HHS spokesman Mark Vafiades directed NBC News to a fact sheet and announcement on the agency’s website. They state that 73 percent of the projects funded by the program “had no impact or had a negative impact on teen behavior, with some teens more likely to begin having sex, to engage in unprotected sex or to become pregnant.”
“The evidence stands in stark contrast to the promised results,” the statement says. . .
It is also part of a broader narrative about programs benefiting women and children becoming political targets under a president who insists he is an advocate for women’s rights and health. Under Trump, a mandate under the Affordable Care Act to cover contraceptive coverage has been rolled back, while Republicans in Congress have sought to defund Planned Parenthood and proposed budget cuts to Medicaid, which covers half of all births.

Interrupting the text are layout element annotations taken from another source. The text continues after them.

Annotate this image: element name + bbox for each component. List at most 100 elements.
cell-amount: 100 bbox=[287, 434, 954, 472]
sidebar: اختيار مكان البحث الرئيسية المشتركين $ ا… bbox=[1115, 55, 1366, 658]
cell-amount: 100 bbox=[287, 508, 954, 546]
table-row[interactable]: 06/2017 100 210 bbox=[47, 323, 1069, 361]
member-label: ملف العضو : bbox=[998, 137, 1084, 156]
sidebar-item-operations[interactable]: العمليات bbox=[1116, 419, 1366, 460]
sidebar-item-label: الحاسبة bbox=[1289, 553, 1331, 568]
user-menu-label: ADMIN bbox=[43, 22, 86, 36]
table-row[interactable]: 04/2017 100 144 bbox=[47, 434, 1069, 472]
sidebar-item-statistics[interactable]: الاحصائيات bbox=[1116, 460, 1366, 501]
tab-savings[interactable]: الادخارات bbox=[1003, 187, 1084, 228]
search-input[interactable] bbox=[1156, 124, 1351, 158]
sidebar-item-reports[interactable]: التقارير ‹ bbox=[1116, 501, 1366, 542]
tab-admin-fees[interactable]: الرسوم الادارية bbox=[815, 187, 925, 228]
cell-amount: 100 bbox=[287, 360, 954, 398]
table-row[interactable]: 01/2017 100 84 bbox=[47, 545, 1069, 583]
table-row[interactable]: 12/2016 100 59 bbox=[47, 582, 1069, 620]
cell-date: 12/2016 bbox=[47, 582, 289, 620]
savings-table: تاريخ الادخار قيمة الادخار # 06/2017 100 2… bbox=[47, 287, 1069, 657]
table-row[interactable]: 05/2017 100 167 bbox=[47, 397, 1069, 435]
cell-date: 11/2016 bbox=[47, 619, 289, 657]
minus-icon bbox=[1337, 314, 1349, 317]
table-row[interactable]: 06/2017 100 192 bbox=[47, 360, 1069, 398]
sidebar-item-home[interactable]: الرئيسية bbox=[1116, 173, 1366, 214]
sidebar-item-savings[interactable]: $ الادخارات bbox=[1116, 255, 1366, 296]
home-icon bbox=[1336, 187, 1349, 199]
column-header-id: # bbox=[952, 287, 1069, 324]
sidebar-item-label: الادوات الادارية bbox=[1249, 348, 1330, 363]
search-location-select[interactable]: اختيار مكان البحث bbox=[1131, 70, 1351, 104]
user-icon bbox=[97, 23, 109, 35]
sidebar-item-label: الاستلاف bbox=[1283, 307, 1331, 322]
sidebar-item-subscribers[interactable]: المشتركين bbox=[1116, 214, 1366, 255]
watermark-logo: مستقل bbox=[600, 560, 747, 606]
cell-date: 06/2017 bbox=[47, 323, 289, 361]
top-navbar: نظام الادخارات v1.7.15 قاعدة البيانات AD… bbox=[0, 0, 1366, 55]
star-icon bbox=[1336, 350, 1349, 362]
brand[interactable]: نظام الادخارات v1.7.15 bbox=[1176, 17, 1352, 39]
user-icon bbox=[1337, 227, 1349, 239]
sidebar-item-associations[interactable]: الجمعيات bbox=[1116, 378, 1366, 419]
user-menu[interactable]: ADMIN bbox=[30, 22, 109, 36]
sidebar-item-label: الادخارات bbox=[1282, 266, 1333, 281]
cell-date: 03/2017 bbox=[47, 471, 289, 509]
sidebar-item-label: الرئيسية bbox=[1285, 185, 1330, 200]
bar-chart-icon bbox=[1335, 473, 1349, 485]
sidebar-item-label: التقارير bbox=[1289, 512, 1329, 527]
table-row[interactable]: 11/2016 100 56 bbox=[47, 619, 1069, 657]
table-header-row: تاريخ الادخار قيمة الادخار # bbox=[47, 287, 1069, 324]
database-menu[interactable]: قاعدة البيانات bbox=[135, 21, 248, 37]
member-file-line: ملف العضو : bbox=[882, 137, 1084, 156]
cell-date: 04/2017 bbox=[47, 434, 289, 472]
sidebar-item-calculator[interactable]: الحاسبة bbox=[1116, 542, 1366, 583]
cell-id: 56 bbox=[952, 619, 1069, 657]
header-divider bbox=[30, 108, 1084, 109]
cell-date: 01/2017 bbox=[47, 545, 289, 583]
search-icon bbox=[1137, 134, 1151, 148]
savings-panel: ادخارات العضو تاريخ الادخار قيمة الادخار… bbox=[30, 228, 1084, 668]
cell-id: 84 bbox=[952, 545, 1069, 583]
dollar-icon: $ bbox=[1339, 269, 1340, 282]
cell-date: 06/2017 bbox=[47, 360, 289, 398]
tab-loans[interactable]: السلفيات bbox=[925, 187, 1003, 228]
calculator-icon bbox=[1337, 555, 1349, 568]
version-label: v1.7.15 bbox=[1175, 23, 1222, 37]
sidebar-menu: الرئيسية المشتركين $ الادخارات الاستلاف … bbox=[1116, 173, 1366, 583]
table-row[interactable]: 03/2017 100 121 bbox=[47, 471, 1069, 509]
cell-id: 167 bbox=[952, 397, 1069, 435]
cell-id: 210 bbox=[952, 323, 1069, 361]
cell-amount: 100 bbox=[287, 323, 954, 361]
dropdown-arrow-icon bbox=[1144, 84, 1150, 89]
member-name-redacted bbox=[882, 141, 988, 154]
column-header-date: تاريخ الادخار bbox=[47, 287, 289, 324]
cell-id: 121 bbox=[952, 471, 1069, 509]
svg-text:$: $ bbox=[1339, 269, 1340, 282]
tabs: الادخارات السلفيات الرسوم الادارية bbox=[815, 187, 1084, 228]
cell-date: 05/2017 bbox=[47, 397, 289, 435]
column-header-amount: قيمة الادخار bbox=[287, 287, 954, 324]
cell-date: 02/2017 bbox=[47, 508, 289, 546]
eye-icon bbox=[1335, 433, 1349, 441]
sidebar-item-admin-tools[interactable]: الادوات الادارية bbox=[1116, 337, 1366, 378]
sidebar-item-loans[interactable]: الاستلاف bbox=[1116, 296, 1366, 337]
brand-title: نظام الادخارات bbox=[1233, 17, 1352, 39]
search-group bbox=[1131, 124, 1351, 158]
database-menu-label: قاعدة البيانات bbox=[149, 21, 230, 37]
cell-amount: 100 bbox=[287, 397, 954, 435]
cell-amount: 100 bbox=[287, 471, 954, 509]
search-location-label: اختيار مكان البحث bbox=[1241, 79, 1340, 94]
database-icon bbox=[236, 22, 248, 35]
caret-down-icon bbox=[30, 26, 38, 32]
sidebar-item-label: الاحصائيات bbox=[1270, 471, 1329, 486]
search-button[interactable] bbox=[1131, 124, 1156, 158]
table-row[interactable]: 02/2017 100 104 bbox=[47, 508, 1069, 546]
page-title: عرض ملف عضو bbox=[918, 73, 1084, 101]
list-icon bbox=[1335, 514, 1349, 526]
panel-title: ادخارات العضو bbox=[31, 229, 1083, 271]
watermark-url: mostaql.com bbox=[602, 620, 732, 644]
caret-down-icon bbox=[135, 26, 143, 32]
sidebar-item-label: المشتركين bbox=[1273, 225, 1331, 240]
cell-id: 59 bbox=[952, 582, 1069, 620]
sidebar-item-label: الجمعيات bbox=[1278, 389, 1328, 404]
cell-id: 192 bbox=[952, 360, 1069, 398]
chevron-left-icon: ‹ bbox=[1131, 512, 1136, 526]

In July 2017, the Office of Adolescent Health notified 81 grantees including the University of New Mexico Health Sciences Center and Cuyahoga County, Ohio, that it would be discontinuing funding under the Obama-era program beginning this June, with some programs cut off immediately.
After the program’s 2010 inception, teen pregnancy and birth rates fell faster than ever. Health care experts say considerable research and money that has already been invested in the program will be wasted and the number of at-risk teens will increase. . .
There’s a lot more. The US government has been taken over by ideologues and zealots who ignore (and even hide) evidence.